ERBIL (Kurdistan 24) – A human rights watchdog said on Thursday that the United States government has deported at least 30 of a planned 1,400 Iraqis back to Iraq without valid identity documents, putting them at serious risk.
US Immigration and Customs Enforcement (ICE) "should halt all deportations of Iraqis until it can ensure that they won’t face detention and ill-treatment, and Iraq should ensure that all Iraqi deportees are given proper Iraqi identity documents before they return," said Lama Fakih, deputy Middle East and Northern Africa director at Human Rights Watch (HRW).
People without identification documents or travel papers, read a report posted on the HRW website, are likely to be seen with heightened suspicion and be detained if they are stopped at a checkpoint. "That puts them at risk of detention and torture, something pervasive in Iraq’s detention facilities."
HRW has documented instances of Iraqi security forces at checkpoints "detaining people on suspicion that they are affiliated with the Islamic State, sometimes merely because they are missing documentation.
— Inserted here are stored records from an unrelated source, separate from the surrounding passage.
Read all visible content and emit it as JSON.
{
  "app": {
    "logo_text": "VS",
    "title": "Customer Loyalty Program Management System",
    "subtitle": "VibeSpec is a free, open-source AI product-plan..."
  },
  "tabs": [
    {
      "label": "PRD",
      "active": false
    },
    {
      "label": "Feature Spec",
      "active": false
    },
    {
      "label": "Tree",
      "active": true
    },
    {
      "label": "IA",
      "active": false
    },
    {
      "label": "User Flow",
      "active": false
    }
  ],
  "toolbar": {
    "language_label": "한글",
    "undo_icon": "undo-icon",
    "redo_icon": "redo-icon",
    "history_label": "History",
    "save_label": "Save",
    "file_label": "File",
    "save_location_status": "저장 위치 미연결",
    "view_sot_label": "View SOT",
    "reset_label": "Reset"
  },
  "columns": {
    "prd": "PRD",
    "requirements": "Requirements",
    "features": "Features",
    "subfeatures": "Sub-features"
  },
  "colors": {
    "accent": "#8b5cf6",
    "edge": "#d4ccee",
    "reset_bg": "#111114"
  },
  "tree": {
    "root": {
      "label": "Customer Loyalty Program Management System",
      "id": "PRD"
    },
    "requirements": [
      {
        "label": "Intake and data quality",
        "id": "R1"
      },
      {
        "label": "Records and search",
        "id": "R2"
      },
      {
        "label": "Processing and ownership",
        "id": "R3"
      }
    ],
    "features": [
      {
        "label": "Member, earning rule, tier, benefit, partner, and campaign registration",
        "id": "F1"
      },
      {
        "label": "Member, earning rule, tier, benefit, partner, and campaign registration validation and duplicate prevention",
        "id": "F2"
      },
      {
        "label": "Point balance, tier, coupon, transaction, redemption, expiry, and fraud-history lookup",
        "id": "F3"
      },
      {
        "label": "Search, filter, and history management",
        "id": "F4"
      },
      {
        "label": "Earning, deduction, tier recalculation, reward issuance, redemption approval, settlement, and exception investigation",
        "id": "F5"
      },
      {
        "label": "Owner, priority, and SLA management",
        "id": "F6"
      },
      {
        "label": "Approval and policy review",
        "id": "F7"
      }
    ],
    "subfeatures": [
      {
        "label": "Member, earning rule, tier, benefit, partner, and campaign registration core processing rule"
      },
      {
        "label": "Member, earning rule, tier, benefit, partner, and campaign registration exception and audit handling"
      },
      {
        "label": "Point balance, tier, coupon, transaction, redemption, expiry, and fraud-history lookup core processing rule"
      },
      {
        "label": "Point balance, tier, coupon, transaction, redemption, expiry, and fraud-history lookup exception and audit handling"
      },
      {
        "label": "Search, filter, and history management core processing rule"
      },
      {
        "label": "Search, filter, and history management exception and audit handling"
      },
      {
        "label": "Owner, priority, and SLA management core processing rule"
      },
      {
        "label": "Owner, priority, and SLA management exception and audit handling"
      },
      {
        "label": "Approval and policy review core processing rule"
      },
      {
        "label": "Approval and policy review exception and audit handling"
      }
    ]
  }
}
These detentions can last as long as a year without charge, trial, access to counsel, or communication with family members, in squalid conditions with interrogators often using torture as an interrogation method."
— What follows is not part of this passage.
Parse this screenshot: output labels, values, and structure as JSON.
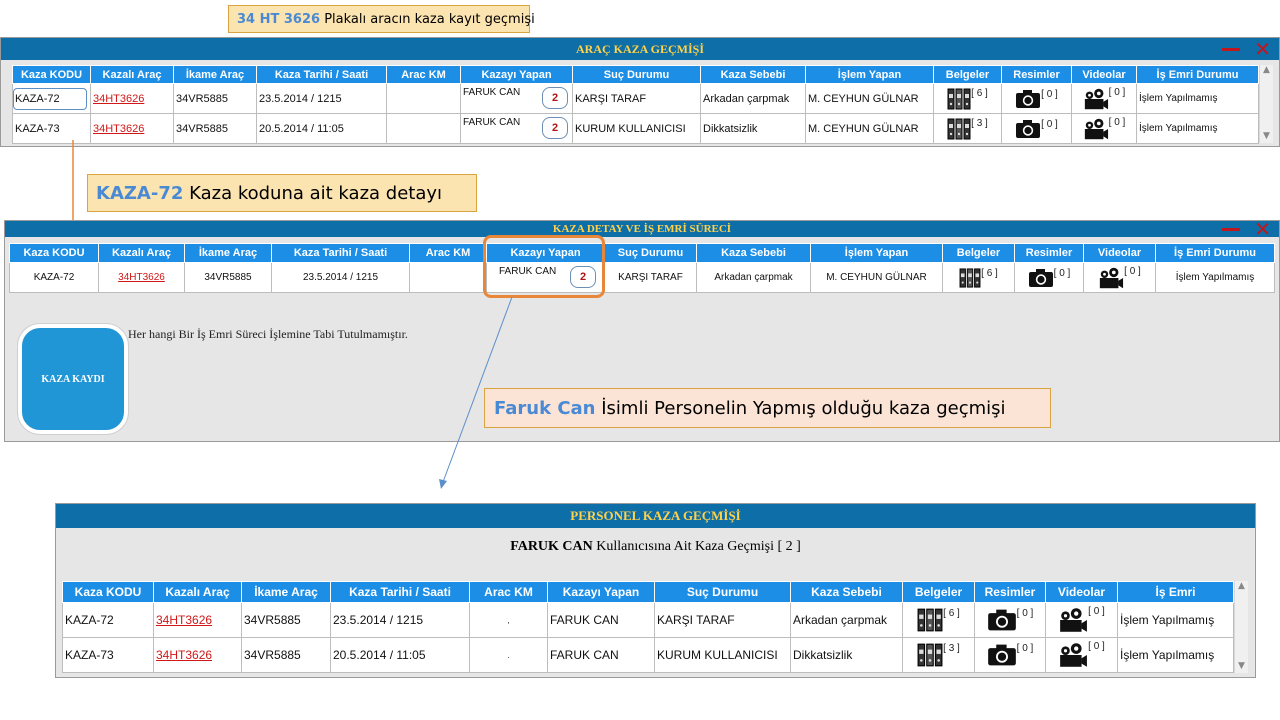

These abuses, points out are, are included in the US’ own annual 2017 human rights report on Iraq.
"If people want to return, Iraqi authorities should issue them full civil documentation to ensure their ability to return to and live in the country safely."
It has been Iraq's longstanding policy to oppose forced deportations of Iraqis, though consular staff in the US have been quietly facilitating the return of some who have refused to sign paperwork agreeing to return. They have done so by issuing deportees one-way travel documents valid only for the plane trip to Iraq, but which are invalidated upon arrival and are not recognized as identification by the Iraqi government.
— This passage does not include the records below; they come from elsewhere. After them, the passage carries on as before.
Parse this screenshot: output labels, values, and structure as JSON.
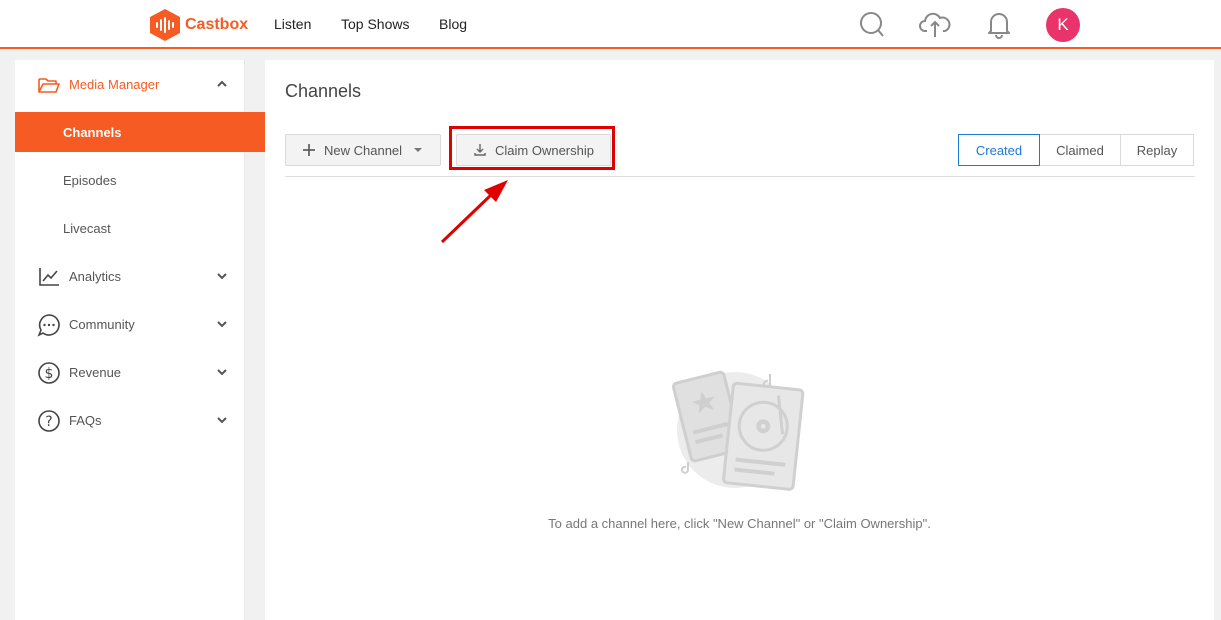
{
  "brand": {
    "name": "Castbox",
    "accent": "#f55b23"
  },
  "nav": {
    "listen": "Listen",
    "top_shows": "Top Shows",
    "blog": "Blog"
  },
  "user": {
    "initial": "K",
    "avatar_color": "#e8336b"
  },
  "sidebar": {
    "media_manager": "Media Manager",
    "channels": "Channels",
    "episodes": "Episodes",
    "livecast": "Livecast",
    "analytics": "Analytics",
    "community": "Community",
    "revenue": "Revenue",
    "faqs": "FAQs"
  },
  "main": {
    "title": "Channels",
    "new_channel": "New Channel",
    "claim_ownership": "Claim Ownership",
    "tabs": [
      "Created",
      "Claimed",
      "Replay"
    ],
    "active_tab": "Created",
    "empty_message": "To add a channel here, click \"New Channel\" or \"Claim Ownership\"."
  },
  "annotation": {
    "highlight_color": "#e00000"
  }
}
According to what officials from the Iraqi Ministry of Foreign Affairs have said to those working on a class action suit in the US, Iraqi officials have done so because of pressure from the US State Department.
Shortly after US President Donald Trump’s "travel ban" was announced in January 2017 – which barred citizens of seven Muslim-majority countries, including Iraq, from entering the US – Iraq agreed to accept a small charter plane of deportees. The White House subsequently removed Iraq from the list.
Following Iraq’s agreement to accept deportees, ICE arrested and detained more than 300 Iraqis, some of whom had been convicted of crimes in the past, but others only had issues with their visa status.
They were ordered deported, although many of them have lived legally in the US for decades, have no family remaining in Iraq, or had come to the US at a young age and do not know Arabic or other languages spoken in Iraq.
A large number had been granted asylum in the United States because they had been able to prove to an immigration court that they faced a credible fear of persecution, should they return to Iraq.
One man who HRW spoke to, aged 26, said that before boarding his flight from Bahrain to Baghdad, the two ICE officers who had escorted him from the US demanded that he sign a document they would not let him read. "If you don’t sign the paperwork, we’re going to email the Iraqi government... In prison, they’re going to see a guy with tattoos like this and they’re going to rape you.”
After a federal judge determined there is evidence to suggest Immigration and Customs Enforcement (ICE) agents have been threatening Iraqi detainees at a Michigan jail and pressuring them to agree to deportations in August, Kurdistan 24 learned that the whereabouts of an Iraqi man sent to Baghdad remained unknown, weeks later.